Dalam kesaksiannya, Elsa mengaku mengalami kerugian sekitar Rp118 juta yang menurut keterangannya hingga persidangan berlangsung belum dibayarkan.
Kesaksian tersebut menjadi sorotan karena menunjukkan adanya pelaku usaha lokal yang mengaku terdampak dalam hubungan kerja sama dengan PT BDS.
Bagi Elsa, persoalan tersebut bukan semata soal nominal, tetapi juga menyangkut kepastian pembayaran, kepercayaan dalam hubungan usaha, serta dampak ekonomi yang dirasakan.
Elsa berharap proses hukum dapat memberikan kejelasan dan hak pihak-pihak yang secara sah terbukti mengalami kerugian dapat diselesaikan sesuai ketentuan hukum.
Sorotan juga disampaikan Deded Apriliya, yang mengaku mengalami kerugian hingga Rp33 miliar dalam persoalan yang berkaitan dengan PT BDS.
Ia menilai seluruh saksi perlu memberikan keterangan secara jujur agar fakta perkara dapat terungkap secara utuh.
Kejujuran saksi itu penting. Semua fakta harus dibuka agar perkara ini bisa terang dan diungkap sampai ke akar-akarnya, ujar Deded kepada awak media.


Deded juga mendesak agar Bupati Kabupaten Bandung dipanggil dan diperiksa sebagai saksi, khususnya untuk memberikan penjelasan mengenai aspek pengawasan, kebijakan, tata kelola, serta hubungan Pemerintah Kabupaten Bandung dengan PT BDS sebagai BUMD.
Menurutnya, pemanggilan tersebut penting untuk menjawab sejauh mana pemerintah daerah mengetahui persoalan yang terjadi serta bagaimana mekanisme pengawasan terhadap perusahaan daerah dijalankan.
Perkara ini pun dinilai tidak hanya menyangkut dugaan pelanggaran hukum, tetapi juga membuka perhatian publik terhadap tata kelola, pengawasan, pengambilan keputusan, dan pertanggungjawaban dalam pengelolaan BUMD.
Kesaksian vendor seperti Elsa memperlihatkan bahwa perkara tersebut memiliki dampak yang dirasakan langsung oleh pelaku usaha.
Karena itu, publik berharap proses persidangan tidak hanya mengungkap pihak yang diduga terlibat, tetapi juga membedah rangkaian fakta dan mekanisme yang melatarbelakangi munculnya persoalan di PT BDS.

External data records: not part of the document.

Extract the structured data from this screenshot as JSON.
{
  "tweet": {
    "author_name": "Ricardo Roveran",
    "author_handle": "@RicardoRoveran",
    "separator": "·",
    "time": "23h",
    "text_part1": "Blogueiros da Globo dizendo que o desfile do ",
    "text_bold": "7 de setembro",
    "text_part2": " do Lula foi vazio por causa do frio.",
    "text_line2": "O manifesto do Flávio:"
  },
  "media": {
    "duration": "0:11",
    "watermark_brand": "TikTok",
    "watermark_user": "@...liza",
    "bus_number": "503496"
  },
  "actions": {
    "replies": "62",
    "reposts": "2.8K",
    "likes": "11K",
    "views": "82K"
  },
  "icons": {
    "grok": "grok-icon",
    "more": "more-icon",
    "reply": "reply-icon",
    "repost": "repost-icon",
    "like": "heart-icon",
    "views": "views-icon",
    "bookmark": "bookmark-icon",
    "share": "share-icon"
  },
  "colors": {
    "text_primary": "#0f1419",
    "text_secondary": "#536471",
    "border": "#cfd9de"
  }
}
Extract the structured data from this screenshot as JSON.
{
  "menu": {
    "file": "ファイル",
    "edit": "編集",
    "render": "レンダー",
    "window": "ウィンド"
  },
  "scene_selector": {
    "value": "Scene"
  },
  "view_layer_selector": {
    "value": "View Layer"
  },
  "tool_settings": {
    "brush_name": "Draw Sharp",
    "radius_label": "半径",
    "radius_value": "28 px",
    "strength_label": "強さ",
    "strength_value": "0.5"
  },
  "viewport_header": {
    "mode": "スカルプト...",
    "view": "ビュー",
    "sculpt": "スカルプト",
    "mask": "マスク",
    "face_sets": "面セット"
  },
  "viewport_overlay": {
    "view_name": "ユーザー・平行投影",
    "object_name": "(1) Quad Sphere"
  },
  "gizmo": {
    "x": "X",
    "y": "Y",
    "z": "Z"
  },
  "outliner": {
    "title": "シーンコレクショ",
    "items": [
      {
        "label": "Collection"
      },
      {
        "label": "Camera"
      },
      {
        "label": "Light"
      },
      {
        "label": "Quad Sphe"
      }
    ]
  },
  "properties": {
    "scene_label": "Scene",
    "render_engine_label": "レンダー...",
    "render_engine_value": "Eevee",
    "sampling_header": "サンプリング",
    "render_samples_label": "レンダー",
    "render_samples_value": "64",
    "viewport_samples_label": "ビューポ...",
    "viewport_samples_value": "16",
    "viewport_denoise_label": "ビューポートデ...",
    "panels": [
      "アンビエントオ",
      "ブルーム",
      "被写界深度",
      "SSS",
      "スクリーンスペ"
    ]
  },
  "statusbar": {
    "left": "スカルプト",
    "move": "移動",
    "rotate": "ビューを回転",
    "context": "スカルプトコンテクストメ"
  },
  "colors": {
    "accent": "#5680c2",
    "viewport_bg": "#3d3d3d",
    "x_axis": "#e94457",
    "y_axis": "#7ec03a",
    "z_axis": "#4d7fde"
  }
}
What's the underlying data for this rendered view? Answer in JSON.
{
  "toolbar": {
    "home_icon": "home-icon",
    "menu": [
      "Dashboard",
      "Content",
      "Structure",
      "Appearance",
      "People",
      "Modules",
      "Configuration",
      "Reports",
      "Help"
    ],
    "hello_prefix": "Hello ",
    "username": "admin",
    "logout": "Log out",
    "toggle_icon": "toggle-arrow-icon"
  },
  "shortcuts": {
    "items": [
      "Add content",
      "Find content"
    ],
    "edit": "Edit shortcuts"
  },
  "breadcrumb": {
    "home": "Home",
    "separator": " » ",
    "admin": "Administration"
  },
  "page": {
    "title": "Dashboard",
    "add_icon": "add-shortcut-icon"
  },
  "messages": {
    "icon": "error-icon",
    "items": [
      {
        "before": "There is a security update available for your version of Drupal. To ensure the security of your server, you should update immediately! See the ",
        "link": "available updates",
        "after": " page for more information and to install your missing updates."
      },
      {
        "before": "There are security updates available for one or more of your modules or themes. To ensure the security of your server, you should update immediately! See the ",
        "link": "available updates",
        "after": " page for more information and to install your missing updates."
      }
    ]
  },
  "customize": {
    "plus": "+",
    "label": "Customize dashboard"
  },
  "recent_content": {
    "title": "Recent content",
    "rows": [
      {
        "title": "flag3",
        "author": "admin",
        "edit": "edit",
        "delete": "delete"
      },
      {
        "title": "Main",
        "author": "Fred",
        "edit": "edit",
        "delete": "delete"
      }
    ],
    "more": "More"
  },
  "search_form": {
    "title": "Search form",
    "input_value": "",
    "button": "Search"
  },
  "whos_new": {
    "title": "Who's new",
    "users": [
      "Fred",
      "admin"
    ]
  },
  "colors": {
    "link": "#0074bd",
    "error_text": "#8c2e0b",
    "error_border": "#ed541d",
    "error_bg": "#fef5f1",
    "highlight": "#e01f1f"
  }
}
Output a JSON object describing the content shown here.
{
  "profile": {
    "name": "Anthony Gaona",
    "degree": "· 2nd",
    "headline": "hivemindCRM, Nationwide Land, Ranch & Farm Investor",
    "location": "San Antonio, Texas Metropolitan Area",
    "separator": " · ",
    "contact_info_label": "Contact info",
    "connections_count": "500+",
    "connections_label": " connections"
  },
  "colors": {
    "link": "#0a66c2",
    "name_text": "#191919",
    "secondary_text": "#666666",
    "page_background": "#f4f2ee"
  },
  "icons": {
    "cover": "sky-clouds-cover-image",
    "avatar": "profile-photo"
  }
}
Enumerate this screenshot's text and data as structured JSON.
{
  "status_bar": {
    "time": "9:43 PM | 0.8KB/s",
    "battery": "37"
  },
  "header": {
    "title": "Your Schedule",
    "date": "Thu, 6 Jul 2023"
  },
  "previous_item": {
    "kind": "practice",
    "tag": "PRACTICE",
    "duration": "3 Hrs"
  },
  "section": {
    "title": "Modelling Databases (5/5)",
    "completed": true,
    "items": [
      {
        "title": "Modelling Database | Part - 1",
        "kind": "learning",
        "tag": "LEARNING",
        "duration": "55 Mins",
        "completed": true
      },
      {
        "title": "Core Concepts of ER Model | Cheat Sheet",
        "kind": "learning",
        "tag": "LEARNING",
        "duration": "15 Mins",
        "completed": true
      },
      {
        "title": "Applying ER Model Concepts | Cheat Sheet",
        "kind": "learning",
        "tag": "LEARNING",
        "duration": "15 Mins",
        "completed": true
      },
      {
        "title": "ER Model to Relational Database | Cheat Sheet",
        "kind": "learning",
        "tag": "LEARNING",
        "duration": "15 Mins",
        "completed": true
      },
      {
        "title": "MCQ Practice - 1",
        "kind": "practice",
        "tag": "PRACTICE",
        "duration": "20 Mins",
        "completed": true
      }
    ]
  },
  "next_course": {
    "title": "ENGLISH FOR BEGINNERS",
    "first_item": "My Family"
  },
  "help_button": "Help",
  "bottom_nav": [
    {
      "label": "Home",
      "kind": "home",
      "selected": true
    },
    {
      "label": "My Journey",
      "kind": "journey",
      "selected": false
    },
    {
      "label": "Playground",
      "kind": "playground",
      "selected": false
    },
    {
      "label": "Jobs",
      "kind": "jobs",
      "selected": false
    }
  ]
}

Hingga kini, seluruh fakta dan keterangan para pihak masih harus diuji melalui proses persidangan serta alat bukti yang sah.
Penentuan mengenai ada atau tidaknya tindak pidana dan pihak yang bertanggung jawab merupakan kewenangan majelis hakim berdasarkan pembuktian di persidangan.
Sidang ke-12 menjadi momentum penting bagi publik untuk menunggu terangnya seluruh fakta perkara PT BDS, termasuk dugaan kerugian yang diklaim sejumlah pihak serta bagaimana sistem pengawasan terhadap BUMD Kabupaten Bandung dijalankan.